Alabama (2009 Statistics)

  • Head Coach Nick Saban is in his 4th year and coming off of a National Title win for Alabama in 2009.  Saban also won a championship as head coach of LSU in 2003, but left shortly after that for a brief stint in the NFL at the Miami Dolphins (2005 and 2006).  But when he returned to college football in 2007 to coach Alabama (a fellow SEC team) LSU fans felt betrayed and basically hate him now.
  • When people talk about Alabama football, they mention their longest win-streak in the nation, their great defense, their Quarterback Greg McElroy and their head coach Nick Saban who led this team to its first national championship since 1992.  Plus, they haven’t lost a regular season game since 2007.  It’s no surprise that entering the 2010 season that Alabama is ranked 1st in the polls.
  • Their Quarterback Greg McElroy is in his second year as a starter for Alabama and everyone in the media is going to point out the fact that (as of September 2010) he has never lost a game as a starter, including playing high school football in Texas).  But why might Greg McElroy not be as good as his record indicates?  McElroy (pronounced Mac-el-roy) is NOT the reason why Alabama won the title last year.  Statistically he was okay, but his 2500 yards passing were just 52nd in the nation.  I will point out here that this statistic isn’t necessarily critical though because it simply shows the ability to move the ball which is an indication of success but inconclusive on its own.  The statistics I like are completion percentage, which shows if you accomplished what you set out to do and touchdown to interception ratio, which shows if you scored compared to how often you gave up your opportunity to score.  McElroy finished the season with a 61% completion ratio (consider 60% the guideline and consider anything below that a negative and anything above that a positive). But when you break it down, those numbers were bolstered by early games against weaker and/or rusty opponents.  He performed very differently during those games versus the later part of the schedule, when his completion percentage hovered around 54% and in the last 10 games he only threw 10 touchdowns and had 3 interceptions.  And the passing game hardly did much to further Alabama’s position on the field as they were 92nd in the nation. These are not statistics that win championships.
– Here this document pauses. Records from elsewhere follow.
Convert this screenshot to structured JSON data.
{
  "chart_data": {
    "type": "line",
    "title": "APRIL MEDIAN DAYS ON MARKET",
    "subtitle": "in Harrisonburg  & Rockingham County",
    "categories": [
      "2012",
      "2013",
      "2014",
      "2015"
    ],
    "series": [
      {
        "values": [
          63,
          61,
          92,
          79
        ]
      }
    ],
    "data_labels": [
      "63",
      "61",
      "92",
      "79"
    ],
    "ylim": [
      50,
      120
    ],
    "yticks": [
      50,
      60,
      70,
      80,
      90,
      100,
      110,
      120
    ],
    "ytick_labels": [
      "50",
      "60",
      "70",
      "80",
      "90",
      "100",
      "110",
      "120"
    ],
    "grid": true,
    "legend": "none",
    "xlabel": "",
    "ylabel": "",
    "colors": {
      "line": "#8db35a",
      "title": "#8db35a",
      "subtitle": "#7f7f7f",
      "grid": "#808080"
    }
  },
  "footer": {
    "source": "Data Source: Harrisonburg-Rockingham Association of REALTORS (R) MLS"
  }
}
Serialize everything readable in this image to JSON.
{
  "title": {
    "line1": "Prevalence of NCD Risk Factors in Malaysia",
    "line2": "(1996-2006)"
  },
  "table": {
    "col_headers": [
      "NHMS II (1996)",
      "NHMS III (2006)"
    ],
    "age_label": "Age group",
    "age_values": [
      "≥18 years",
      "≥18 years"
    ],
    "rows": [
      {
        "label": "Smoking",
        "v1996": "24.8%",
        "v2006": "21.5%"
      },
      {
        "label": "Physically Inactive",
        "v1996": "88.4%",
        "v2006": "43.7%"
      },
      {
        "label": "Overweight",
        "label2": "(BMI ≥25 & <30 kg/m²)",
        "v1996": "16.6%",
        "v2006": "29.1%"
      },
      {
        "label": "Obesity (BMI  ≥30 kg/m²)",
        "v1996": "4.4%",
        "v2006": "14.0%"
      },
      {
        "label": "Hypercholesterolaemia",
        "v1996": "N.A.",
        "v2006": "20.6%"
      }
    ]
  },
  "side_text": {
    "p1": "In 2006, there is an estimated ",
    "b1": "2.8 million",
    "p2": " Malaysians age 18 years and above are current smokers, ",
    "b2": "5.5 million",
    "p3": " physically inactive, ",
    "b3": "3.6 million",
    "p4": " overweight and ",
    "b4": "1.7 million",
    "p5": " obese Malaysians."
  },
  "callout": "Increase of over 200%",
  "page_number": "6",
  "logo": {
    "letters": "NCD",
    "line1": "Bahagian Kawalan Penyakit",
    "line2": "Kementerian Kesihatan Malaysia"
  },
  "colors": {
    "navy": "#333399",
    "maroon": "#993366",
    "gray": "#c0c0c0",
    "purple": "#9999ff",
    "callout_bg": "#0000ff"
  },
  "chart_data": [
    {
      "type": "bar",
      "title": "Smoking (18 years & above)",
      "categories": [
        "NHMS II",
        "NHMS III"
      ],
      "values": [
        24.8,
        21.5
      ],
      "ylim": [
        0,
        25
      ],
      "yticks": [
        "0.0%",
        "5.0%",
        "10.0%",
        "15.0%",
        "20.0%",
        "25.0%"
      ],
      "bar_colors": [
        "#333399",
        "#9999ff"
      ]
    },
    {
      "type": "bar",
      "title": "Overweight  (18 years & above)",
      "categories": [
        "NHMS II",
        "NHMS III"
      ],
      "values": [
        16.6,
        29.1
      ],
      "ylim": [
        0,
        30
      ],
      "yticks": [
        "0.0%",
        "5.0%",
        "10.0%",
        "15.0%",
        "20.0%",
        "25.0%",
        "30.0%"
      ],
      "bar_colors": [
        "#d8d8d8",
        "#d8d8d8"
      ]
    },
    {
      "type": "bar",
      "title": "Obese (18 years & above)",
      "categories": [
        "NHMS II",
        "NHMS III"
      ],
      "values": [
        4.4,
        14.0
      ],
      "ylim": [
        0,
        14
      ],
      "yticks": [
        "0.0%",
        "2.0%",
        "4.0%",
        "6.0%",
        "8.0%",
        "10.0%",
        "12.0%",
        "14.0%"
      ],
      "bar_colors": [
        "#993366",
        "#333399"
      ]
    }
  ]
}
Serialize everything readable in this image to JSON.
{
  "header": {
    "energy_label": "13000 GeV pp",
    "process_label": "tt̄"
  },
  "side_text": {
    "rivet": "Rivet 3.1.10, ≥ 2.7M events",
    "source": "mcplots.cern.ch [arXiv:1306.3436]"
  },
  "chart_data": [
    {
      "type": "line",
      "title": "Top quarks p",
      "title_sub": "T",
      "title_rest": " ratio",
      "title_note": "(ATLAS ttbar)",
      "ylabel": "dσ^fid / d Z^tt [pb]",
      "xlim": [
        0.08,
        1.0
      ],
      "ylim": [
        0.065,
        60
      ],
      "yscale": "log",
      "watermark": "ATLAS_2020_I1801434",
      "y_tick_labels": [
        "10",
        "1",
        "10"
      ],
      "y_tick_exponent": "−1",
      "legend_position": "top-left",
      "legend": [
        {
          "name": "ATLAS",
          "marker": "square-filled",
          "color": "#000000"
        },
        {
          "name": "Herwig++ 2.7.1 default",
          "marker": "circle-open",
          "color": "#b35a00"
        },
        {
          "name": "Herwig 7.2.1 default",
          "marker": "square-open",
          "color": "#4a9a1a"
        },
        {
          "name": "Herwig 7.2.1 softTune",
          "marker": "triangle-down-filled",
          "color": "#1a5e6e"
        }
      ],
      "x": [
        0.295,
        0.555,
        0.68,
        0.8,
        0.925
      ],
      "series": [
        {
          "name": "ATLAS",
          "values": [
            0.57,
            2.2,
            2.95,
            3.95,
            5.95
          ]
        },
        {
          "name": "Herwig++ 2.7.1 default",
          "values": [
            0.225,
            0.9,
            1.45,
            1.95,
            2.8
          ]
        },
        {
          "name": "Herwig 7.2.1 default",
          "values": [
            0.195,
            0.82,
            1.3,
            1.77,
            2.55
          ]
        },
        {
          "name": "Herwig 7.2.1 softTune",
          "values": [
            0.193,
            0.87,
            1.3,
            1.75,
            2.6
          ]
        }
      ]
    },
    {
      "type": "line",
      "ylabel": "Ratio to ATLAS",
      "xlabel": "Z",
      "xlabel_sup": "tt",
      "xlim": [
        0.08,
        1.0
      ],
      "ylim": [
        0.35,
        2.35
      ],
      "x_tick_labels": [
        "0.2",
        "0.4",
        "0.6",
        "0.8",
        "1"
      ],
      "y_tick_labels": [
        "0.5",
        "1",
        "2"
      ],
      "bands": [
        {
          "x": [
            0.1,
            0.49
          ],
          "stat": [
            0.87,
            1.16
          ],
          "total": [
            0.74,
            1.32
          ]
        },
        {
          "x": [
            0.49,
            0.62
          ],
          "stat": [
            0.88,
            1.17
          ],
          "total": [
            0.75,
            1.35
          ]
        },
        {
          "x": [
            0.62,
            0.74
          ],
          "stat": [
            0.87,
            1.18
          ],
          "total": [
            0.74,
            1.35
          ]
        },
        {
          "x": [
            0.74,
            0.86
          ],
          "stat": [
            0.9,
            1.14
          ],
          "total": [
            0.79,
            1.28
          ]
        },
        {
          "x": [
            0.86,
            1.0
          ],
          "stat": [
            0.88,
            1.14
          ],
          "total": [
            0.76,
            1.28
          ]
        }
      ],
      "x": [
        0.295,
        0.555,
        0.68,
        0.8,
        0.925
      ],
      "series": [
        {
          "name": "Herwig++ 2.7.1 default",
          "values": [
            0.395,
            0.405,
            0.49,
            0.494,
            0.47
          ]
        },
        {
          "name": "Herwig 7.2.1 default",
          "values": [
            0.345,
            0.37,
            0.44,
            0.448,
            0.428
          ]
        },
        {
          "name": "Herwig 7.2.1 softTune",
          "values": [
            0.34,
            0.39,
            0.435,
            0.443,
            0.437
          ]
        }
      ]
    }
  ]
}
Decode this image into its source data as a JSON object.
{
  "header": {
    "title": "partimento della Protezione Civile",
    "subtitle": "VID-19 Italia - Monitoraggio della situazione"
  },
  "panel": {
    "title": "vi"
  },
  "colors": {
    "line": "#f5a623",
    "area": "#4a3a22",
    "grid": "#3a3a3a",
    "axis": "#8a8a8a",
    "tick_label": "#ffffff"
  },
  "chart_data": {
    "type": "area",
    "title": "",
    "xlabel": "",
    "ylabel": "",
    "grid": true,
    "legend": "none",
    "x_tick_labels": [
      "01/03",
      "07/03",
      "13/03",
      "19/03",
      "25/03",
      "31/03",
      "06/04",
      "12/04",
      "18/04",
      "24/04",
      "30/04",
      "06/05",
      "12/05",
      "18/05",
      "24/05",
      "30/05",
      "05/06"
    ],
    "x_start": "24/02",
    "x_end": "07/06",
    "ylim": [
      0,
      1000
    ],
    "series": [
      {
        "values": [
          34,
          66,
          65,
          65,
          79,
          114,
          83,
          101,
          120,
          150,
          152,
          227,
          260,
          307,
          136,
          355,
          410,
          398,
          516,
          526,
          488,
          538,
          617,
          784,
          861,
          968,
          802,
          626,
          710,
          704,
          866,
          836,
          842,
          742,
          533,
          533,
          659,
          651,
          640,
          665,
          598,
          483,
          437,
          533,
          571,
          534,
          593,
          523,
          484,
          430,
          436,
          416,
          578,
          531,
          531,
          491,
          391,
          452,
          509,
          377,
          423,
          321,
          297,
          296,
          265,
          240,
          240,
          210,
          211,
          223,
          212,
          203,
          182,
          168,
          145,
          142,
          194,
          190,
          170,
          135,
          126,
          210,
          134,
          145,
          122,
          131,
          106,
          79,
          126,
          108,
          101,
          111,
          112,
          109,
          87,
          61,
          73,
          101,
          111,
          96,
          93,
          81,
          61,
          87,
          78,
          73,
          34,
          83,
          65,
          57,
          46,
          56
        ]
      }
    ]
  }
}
  • But Running Back Mark Ingram did have championship-winning statistics, which is why he won the Heisman Trophy (and was the first player from Alabama to ever win it).  That is thanks in part to his running abilities and in part to a strong Offensive Line that helped pave the way for 5.0 yards per carry.  While it might not sound like a lot, 5.0 ypc is quite impressive, especially against the tough SEC defenses that Alabama plays, and that number actually tied for 11th in the country.  Again, credit here is given to the Offensive Line because without those five guys in front of Ingram blocking and keeping opponents away, he wasn’t even going to have a chance to do anything.   This year Alabama loses two of their starters on the line, including their top player, but they have the talent to replace them and it will just come down to how this unit gels. The line really needs to be in sync with each other and have a feel for how one another is going to move.
  • Defense is precisely why Alabama won the national title last year—and that defense is almost entirely gone. They had an extremely experienced defensive unit in 2009, but this year they have just two starters returning, including Dont’a Hightower who didn’t actually play last year as he was injured after just four starts. I think their biggest loss is Nose Tackle Terrence Cody who is now in the NFL playing for Baltimore.  Nick Saban will still produce a winning team, but their identity is completely shifted and this is not the best team in the country.
  • Games to watch out for: Arkansas, Florida, Mississippi, LSU and Auburn…look for Alabama to lose their first regular season game since 2007.